Several things leap out of the book. Again and again Pope Benedict XVI focuses on Jesus as the Suffering Servant spoken of in Isaiah. He manages to capture the whole, vivid drama of Our Lord's Agony in the Garden, as He confronts death and sin, and the whole of His Passion. His Holiness spends a concerted period delving into the mystery of the Temple's destruction and Christ's prophecy of its fate, with Our Lord becoming the new Temple, the new High Priest and the only Sacrifice which could atone for the sins of the World.

In all of this, the Holy Father is generous with those who look upon the historical Jesus with a quizzical eye of reason without the integrity of faith, but wastes no time in dispatching their arguments back to where they belong. It really is very interesting that he has written this book at this time - as if he realises all too well that it is when we do not understand the Person of Jesus Christ, that we do not understand either, the Church's Holy Teachings, Her Authority.

When we cannot believe in the Humanity and the Divinity of Christ, it is then that we really come a-cropper. As you read the book, it becomes clearer that this is what the Holy Father is at great pains to communicate - the God-Man, Jesus, who loved us so much that no amount of agony, no amount of suffering, pain, cruelty, rejection and torture was too much to bear for us - the God-Man who loves us still with that burning intensity. His beautiful exegesis of the one Person with two natures is exemplified here, when Pope Benedict XVI discusses Gethesemene...

'The two parts of Jesus's prayer are presented as the confrontation between two wills: there is the "natural will" of the man Jesus, which resists the appalling destructiveness of what is happening and wants to plead that the chalice pass from him; and there is the "filial will" that abandons itself totally to the Father's will. In order to understand this mystery of the "two wills" as much as it is possible, it is helpful to take a look at John's version of the prayer. Here, too, we find the same two prayers on Jesus's lips: "Father save me from this hour...Father, glorify your name" (Jn 12:27-28).

The relationship between these two prayers in John's account is essentially no different from what we find in the Synoptics. The anguish of Jesus' human soul [...] impels him to pray for deliverance from this hour. Yet his awareness of the mission, his knowledge that it was for this hour that he came, enables him to utter the second prayer - the prayer that God glorify his name; it is Jesus' acceptance of the horror of the Cross, his ignominious experience of being stripped of all dignity and suffering a shameful death, that becomes the glorification of God's name.
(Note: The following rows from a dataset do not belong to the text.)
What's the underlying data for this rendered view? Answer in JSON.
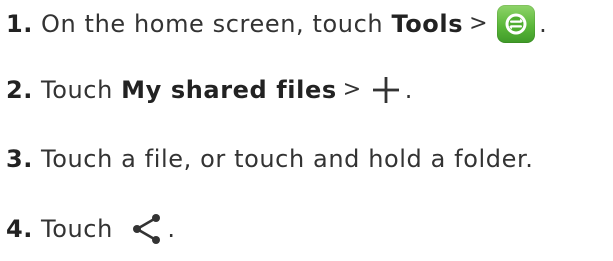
{
  "steps": [
    {
      "number": "1.",
      "text_before": "On the home screen, touch",
      "bold": "Tools",
      "separator": ">",
      "icon": "tools-app-icon",
      "end": "."
    },
    {
      "number": "2.",
      "text_before": "Touch",
      "bold": "My shared files",
      "separator": ">",
      "icon": "plus-icon",
      "end": "."
    },
    {
      "number": "3.",
      "text": "Touch a file, or touch and hold a folder."
    },
    {
      "number": "4.",
      "text_before": "Touch",
      "icon": "share-icon",
      "end": "."
    }
  ],
  "colors": {
    "text": "#333333",
    "icon_green": "#5bb83a"
  }
}
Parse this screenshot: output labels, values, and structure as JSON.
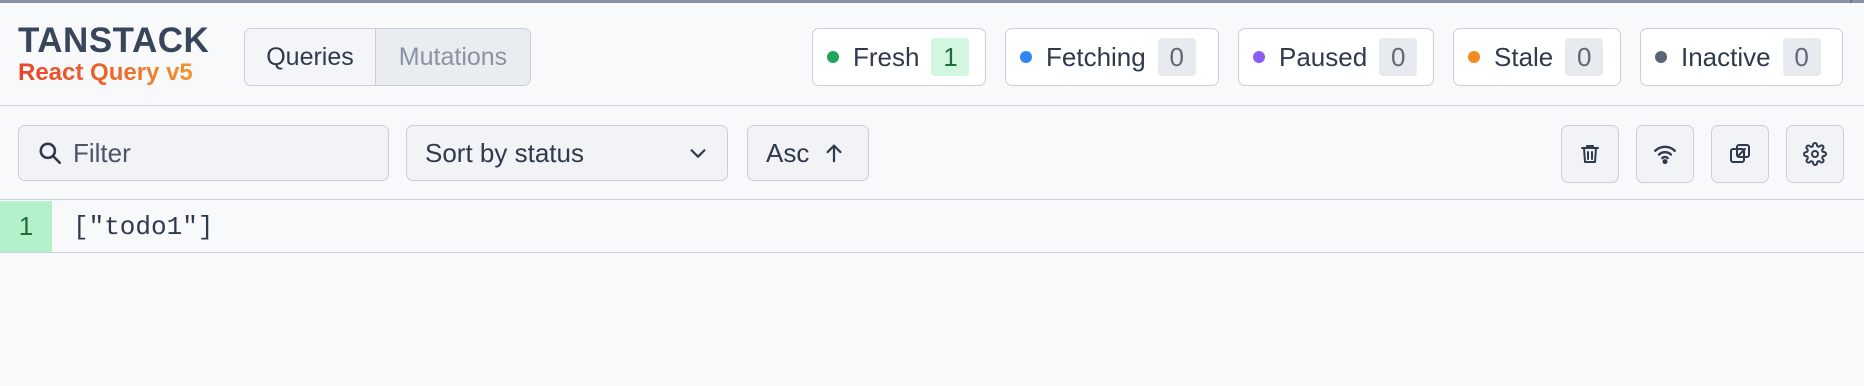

For in this way, God is manifested as he really is: the God who, in the unfathomable depth of his self-giving love, sets the true power of good against all the powers of evil.. Jesus uttered both prayers, but the first one, asking for deliverance, merges into the second one, asking for God to be glorified by the fulfillment of his will - and so the conflicting elements blend into unity deep within the heart of Jesus' human existence.'

If you haven't bought it, buy it. It is a masterful work of spiritual literature and perfect reading for Lent. Pope Benedict is intellectual but not showy. He is humble, but not timid or afraid to ask difficult questions and to challenge perceptions. He reveals himself as a Pope who is ever, always seeking the Face of God.

Comments

Thanks for that Laurence. I am re-reading the first book and am going to order the second now. I hope it will come in time for me to at least start reading it in Holy Week.
Anonymous said…
It is a stunning book. I cannot put it down. What a gifted man, this Pope.